Nuclear Regulatory Commission member William Ostendorff opposed acting within 90 days on recommendations by an agency task force for a new regulatory framework in response to Japan’s nuclear disaster.
Acting now to revamp the agency’s approach to rule-making “will distract the NRC from timely and responsive action on” other recommendations “that would enhance safety in the near term and are ripe for execution,” Ostendorff said.
Ostendorff said in a statement released today that he had “significant reservations” about moving forward too quickly. Gregory Jaczko, the commission’s chairman, called on July 18 for the commission to consider by mid-October which recommendations to consider. Ostendorff’s vote may have established a majority to block Jaczko’s timetable.
Commissioners William Magwood and Kristine Svinicki already had said they had reservations about moving too quickly on the task force report, dated July 12, that encouraged an increase in oversight of safety procedures at 104 commercial U.S. plants.
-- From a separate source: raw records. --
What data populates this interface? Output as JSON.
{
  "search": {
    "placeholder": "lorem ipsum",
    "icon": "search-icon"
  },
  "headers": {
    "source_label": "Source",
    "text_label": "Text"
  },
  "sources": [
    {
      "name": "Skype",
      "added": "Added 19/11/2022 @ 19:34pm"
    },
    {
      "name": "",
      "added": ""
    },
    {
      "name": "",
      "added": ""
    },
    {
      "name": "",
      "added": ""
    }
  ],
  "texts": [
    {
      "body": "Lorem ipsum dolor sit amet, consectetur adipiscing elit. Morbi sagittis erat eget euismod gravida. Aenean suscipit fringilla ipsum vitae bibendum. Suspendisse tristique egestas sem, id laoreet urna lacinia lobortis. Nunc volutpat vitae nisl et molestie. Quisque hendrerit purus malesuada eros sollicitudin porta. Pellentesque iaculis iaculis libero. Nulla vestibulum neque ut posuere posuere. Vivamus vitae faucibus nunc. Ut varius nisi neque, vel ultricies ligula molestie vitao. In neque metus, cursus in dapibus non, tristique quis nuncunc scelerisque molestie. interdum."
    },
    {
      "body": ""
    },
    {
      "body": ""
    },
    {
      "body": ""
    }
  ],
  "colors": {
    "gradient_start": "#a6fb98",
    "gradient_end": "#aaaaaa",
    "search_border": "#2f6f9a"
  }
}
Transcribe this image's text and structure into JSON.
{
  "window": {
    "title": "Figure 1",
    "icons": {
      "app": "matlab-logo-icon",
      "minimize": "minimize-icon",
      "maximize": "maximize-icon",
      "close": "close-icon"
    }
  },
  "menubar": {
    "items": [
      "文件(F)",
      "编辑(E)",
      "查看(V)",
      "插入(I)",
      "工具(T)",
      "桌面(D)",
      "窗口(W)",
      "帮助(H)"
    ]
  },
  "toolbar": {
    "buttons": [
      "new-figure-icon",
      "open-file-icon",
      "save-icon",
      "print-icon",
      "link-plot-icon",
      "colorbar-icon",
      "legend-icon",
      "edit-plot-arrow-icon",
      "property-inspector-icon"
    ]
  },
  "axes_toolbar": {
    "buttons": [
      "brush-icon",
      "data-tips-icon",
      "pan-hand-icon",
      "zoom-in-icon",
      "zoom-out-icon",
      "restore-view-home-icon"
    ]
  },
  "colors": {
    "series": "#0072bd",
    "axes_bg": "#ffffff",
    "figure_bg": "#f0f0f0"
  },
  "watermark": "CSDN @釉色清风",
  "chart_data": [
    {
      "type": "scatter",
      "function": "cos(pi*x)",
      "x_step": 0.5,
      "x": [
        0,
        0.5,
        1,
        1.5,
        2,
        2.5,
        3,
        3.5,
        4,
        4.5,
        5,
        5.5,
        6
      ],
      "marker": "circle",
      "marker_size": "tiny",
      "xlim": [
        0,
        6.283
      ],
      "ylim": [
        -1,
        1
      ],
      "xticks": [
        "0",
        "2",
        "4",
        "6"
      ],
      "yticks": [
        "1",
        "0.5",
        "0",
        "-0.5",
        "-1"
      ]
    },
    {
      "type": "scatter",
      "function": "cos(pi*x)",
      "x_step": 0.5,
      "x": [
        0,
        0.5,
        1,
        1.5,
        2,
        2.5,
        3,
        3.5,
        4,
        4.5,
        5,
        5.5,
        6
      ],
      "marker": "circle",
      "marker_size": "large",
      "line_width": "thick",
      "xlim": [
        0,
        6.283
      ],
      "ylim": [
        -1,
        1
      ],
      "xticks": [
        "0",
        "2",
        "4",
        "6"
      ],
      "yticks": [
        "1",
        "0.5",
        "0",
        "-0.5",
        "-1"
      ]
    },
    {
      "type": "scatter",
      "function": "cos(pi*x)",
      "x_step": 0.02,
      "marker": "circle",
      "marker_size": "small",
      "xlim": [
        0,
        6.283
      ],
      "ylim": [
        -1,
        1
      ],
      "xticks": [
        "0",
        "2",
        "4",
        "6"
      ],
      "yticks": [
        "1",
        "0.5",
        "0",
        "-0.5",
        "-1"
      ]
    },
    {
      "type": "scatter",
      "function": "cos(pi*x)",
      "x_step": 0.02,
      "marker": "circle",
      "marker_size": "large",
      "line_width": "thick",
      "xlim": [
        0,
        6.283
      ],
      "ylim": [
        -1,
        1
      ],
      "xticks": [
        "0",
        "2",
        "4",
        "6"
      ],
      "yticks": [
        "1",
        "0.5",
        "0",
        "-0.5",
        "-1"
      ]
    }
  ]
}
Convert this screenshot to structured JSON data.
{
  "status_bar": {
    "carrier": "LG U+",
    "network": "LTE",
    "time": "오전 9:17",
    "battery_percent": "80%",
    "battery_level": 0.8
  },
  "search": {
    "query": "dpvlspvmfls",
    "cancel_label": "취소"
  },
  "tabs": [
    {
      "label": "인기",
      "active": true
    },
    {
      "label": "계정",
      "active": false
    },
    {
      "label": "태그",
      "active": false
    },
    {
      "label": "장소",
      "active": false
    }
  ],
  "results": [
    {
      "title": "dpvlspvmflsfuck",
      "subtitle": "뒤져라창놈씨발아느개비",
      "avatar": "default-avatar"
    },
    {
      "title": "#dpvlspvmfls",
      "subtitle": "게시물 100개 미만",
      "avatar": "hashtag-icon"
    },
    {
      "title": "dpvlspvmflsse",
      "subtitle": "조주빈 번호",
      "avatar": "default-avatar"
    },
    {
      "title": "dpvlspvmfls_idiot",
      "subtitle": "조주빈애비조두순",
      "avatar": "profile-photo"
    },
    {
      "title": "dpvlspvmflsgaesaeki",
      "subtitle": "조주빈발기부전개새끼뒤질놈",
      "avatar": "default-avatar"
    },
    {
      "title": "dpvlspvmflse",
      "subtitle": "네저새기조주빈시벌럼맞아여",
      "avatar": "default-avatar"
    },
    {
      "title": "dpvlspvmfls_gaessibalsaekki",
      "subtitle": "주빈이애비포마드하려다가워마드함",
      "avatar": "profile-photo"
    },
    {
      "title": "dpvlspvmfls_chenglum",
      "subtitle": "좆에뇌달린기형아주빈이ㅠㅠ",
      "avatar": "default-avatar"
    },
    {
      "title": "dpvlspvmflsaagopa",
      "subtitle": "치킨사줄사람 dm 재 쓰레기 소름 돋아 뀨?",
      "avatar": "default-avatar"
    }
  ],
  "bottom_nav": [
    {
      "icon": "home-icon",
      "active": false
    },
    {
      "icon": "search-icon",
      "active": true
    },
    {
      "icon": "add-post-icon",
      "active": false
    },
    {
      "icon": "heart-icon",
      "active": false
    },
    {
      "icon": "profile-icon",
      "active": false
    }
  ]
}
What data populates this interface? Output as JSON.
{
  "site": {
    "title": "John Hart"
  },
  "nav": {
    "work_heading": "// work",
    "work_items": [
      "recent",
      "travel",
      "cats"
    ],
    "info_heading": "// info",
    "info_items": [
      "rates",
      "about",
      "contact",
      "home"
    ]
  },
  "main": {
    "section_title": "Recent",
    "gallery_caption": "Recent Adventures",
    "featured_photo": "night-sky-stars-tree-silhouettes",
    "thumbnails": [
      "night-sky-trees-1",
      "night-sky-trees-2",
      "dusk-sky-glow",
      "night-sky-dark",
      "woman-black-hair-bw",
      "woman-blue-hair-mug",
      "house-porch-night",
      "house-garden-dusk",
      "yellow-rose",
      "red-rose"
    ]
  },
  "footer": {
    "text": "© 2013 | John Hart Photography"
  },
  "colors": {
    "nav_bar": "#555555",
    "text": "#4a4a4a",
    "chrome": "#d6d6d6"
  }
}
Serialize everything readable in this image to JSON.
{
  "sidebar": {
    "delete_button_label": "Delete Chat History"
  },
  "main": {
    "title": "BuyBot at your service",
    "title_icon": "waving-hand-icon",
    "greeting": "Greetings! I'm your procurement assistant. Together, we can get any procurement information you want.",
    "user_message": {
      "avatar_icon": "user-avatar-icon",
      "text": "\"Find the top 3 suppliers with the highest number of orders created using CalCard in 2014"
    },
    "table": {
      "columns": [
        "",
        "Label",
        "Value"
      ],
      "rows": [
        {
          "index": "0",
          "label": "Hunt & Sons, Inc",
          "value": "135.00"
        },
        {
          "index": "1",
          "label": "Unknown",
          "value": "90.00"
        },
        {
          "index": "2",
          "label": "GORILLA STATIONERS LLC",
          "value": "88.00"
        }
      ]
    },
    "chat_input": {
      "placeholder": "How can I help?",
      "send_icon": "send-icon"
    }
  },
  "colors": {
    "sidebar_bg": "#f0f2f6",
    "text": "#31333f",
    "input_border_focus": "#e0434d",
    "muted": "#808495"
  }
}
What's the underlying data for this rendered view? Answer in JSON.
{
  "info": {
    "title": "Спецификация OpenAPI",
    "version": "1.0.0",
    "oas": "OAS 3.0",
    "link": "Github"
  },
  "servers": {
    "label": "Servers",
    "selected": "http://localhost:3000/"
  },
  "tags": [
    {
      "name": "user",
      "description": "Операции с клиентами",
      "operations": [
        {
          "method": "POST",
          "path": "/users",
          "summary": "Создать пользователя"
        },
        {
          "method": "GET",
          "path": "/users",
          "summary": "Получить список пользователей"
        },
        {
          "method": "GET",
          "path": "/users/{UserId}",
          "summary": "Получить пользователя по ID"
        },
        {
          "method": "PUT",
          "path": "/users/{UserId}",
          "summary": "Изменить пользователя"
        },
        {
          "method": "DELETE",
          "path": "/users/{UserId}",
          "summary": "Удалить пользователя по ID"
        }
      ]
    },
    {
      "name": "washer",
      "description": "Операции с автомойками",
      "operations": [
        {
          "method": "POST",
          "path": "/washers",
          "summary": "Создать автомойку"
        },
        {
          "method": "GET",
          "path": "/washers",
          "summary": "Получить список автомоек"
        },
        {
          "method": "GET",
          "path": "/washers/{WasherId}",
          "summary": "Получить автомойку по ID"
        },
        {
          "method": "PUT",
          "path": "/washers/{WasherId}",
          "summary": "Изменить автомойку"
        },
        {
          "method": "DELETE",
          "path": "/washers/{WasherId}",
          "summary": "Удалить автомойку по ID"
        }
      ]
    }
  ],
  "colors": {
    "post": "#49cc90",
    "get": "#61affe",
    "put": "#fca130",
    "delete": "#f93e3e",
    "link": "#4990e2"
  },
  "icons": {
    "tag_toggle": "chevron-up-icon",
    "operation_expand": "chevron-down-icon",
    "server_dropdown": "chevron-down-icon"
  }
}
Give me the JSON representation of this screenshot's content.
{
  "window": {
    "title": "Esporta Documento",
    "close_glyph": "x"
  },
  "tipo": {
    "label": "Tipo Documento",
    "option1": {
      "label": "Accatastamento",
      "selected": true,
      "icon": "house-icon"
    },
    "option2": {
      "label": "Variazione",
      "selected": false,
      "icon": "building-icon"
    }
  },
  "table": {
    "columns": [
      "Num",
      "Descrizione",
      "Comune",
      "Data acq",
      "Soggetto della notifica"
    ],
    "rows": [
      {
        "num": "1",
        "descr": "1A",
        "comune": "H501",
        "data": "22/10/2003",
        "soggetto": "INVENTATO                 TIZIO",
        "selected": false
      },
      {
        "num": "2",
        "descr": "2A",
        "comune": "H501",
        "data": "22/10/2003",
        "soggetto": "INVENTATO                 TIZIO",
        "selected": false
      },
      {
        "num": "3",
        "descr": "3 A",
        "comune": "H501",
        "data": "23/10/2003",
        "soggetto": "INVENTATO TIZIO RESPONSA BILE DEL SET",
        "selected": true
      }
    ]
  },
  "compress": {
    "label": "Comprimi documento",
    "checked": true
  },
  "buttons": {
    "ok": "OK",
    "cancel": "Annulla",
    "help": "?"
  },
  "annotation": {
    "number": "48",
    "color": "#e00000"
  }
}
The agency is reviewing reactor safety after a March 11 earthquake and tsunami crippled Tokyo Electric Power Co.’s Fukushima Dai-Ichi plant, triggering meltdowns and radiation releases.
Jaczko has urged implementing new regulations within five years.
Magwood, Ostendorff and Svinicki “have done this country a tremendous disservice in their collective votes to ensure that the NRC will not lead efforts to ensure the safety of the nuclear industry sector,” Representative Edward Markey, a Massachusetts Democrat, said in a statement today.
Congress should act to ensure that nuclear plants take action to protect against floods, recover from on-site blackouts and ensure that some older reactors have hardened venting systems, Senator Mark Kirk, an Illinois Republican, told a meeting of the task force at NRC headquarters in Rockville, Maryland, today.
“Should the NRC delay, I would urge the Congress to take action,” he said.